Zulip Chat Archive
Stream: mathlib4
Topic: Visualization of mathlib dependency graph on a theorem level
Oliver Dressler (Dec 11 2024 at 15:38):
I have just uploaded a theorem-level dependency graph visualization of mathlib v4.15.0-rc1:
Would love some feedback on how to make this more useful!
Notification Bot (Dec 11 2024 at 16:30):
This topic was moved here from #mathlib4 > Visualization of theorem dependency graph by Oliver Dressler.
Jireh Loreaux (Dec 11 2024 at 16:34):
that's fun! Can you explain what this means:
The total number of displayed nodes (500) and the number of neighbors are limited by random sampling.
What are you sampling randomly? And what is a neighbor? I would have expected children (or parents, depending on how you think about it).
Jireh Loreaux (Dec 11 2024 at 16:35):
It would also be nice if the search query were included in the url, for ease of sharing (even if that share is nondeterministic in certain situations).
Oliver Dressler (Dec 11 2024 at 16:42):
Jireh Loreaux said:
that's fun! Can you explain what this means:
The total number of displayed nodes (500) and the number of neighbors are limited by random sampling.
What are you sampling randomly? And what is a neighbor? I would have expected children (or parents, depending on how you think about it).
This random sampling is mainly not to overload the visualization. The limits are:
- 500 total nodes
- Max 100 neighbors of the initial node
- Max 50 neighbors of all subsequent nodes
Neighbors is just because they can be either child/parent depending if you look for dependencies or foundation; Click node, "foundation for x" will look "up" the dependency tree.

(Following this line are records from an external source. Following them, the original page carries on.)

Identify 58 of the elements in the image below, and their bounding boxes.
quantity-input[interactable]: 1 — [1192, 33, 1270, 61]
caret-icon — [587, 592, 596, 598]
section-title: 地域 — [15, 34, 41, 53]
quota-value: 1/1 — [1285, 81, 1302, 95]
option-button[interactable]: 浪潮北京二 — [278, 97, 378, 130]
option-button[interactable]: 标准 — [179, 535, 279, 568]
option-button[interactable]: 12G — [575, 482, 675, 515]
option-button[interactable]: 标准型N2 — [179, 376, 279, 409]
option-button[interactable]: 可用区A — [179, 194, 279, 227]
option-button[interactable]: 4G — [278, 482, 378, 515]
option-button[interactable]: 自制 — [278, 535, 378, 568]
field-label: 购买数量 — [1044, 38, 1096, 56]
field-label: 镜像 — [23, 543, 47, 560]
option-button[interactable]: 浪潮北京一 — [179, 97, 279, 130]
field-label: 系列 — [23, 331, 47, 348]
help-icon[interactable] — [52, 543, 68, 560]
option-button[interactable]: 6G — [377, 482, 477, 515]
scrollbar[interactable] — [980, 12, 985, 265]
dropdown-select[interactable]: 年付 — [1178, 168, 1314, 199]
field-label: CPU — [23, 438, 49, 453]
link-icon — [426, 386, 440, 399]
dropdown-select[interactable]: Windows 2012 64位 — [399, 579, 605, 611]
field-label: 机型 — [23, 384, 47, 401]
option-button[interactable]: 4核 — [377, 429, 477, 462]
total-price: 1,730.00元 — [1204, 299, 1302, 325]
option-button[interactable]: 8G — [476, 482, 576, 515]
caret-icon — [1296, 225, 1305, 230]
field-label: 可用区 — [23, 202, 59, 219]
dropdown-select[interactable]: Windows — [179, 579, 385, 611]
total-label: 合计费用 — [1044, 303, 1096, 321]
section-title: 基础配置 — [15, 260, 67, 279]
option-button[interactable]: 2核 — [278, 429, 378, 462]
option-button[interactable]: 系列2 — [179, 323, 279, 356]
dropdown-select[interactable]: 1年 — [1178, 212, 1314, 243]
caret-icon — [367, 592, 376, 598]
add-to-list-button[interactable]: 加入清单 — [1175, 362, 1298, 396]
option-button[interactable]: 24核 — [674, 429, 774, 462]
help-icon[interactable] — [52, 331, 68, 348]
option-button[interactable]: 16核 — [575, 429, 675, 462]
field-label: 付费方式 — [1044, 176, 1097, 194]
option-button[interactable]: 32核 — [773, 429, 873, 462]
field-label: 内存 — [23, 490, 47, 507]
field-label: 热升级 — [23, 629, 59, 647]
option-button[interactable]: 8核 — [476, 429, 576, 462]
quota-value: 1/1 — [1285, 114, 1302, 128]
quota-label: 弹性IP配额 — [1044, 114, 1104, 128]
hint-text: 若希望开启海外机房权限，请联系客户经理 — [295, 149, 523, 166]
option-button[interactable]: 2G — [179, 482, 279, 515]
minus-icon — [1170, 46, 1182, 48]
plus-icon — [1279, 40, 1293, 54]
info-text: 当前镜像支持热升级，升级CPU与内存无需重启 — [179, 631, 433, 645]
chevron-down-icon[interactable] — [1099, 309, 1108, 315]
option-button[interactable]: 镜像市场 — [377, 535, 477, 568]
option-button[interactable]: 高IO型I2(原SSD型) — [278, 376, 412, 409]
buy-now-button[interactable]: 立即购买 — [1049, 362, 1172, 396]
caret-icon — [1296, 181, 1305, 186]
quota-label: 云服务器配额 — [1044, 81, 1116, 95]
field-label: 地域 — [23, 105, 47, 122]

Oliver Dressler (Dec 11 2024 at 16:44):
Jireh Loreaux said:
It would also be nice if the search query were included in the url, for ease of sharing (even if that share is nondeterministic in certain situations).
Thats a great point. I'll look into including the search term/current node in the URL.
Mario Carneiro (Dec 11 2024 at 17:29):
you could put the seed in the url too to avoid the nondeterminism part
Oliver Dressler (Dec 11 2024 at 18:21):
Mario Carneiro said:
you could put the seed in the url too to avoid the nondeterminism part
Makes sense. The seed can be relatively short, and is only required in some cases.
Some more info is anyways required. Namely the direction of the bfs.
Graph simplifications (double-clicking nodes) are ignored.
URLs are now shareable, like:
https://oli.show/leanstructure/#0,0,Nat.exists_infinite_primes
Edward van de Meent (Dec 11 2024 at 21:23):
i like this one, it clearly shows how versatile docs#rfl is
Kevin Buzzard (Dec 11 2024 at 22:04):
Screenshot from 2024-12-11 22-03-40.png
Oliver Dressler (Dec 11 2024 at 22:31):
Yes, docs#rfl is the most used node (by 21053 theorems). This is just 100 of them! You can change the seed for the sampling either directly in the url (first int after the #) or by clicking the node and then clicking the "Foundation For 21053" button (random seed).
Just out of curiousity: PhragmenLindelof.horizontal_strip is the node which uses the most direct dependencies (114).